Dry bulk markets are bracing for volatility rather than a clean directional move. Drewry estimates nearly 30 million tonnes per month of dry bulk trade linked to the Middle East — more than 7% of global demand — is exposed. Around 20 bulk carrier passages per day typically transit Hormuz, with more than 40% of affected cargoes carried on Supramaxes.
“Escalating Middle East tensions risk disrupting nearly 30 million tonnes of dry bulk trade per month,” Drewry said. Diversions around the Cape of Good Hope would lengthen voyages and absorb capacity, partially offsetting cargo slowdowns. Meanwhile, higher oil and LNG prices could drive coal substitution in Asia. “If Middle Eastern energy exports remain constrained for more than a month, coal demand could rise sharply,” the firm noted.
Container shipping has comparatively limited direct exposure. According to Drewry’s AIS data, just 158 containerships — roughly 691,000 TEU, or 2.1% of global capacity — were present in the region as of March 1. “Container shipping has less to lose from the Iran conflict compared to other shipping sectors,” Drewry said.

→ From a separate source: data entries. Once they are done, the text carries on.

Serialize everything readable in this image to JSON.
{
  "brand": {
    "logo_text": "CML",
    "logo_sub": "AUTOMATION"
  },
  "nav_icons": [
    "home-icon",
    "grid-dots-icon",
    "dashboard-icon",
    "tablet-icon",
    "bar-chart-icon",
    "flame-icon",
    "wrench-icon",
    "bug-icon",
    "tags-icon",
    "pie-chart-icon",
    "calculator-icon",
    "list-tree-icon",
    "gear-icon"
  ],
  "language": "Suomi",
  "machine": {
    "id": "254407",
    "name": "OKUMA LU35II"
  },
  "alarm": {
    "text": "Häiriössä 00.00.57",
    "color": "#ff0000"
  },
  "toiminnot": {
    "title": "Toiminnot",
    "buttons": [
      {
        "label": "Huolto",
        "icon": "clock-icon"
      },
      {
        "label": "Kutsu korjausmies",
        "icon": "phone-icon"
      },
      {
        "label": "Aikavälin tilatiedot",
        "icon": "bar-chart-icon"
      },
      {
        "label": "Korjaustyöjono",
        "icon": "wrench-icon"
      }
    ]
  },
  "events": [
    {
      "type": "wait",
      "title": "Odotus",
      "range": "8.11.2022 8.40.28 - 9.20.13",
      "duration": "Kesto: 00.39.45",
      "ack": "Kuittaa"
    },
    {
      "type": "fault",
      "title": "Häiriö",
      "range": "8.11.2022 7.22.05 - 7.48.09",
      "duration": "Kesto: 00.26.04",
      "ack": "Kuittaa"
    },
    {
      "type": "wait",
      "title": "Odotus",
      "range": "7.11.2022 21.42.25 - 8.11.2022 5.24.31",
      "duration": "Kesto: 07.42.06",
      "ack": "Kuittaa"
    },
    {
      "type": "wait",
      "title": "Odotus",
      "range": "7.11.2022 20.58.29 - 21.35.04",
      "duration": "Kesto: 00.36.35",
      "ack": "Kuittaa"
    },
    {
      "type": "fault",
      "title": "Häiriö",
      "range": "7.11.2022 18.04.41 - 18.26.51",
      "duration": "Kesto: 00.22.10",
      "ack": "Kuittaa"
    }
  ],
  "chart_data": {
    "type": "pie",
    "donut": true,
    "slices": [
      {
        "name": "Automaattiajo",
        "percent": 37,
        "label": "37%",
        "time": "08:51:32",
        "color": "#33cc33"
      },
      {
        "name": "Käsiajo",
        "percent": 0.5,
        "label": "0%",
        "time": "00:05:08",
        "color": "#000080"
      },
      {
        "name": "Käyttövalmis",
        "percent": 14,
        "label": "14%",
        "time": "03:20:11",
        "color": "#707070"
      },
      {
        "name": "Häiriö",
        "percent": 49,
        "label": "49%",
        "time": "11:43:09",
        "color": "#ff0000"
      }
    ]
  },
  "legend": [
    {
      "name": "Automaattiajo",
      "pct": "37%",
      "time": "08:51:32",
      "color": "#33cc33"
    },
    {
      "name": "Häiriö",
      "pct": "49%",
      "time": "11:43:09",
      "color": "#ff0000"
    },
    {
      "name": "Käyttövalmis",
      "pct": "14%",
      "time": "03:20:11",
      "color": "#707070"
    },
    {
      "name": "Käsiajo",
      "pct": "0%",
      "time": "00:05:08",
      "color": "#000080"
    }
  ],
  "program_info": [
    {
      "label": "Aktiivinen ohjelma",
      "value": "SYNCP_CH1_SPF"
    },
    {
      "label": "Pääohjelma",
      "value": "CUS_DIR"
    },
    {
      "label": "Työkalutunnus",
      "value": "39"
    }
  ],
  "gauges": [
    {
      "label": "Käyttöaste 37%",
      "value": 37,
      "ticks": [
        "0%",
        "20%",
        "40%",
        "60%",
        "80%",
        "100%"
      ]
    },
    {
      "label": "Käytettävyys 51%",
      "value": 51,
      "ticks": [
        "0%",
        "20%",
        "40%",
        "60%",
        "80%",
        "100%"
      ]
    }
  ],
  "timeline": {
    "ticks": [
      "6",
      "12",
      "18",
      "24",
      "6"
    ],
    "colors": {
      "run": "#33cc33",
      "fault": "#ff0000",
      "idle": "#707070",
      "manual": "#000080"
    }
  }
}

Still, disruption is meaningful. Plans to return to Suez Canal transits are likely to be delayed, extending Cape diversions and keeping effective capacity tight. War-risk premiums and bunker surcharges are rising, and Gulf cargoes are being rerouted through alternative regional hubs. “Ocean carriers tend to make more money when shipping supply is disrupted,” Drewry observed.
For now, shipping markets are caught between immediate freight tightness and longer-term macro risk. Transits have collapsed, insurance is fragmenting, and vessels are idling in holding patterns on both sides of the Gulf. Whether this crisis becomes a short-lived shock or a structural realignment of global energy and trade flows will depend on one factor above all: how long the Strait remains effectively closed — even without a formal declaration.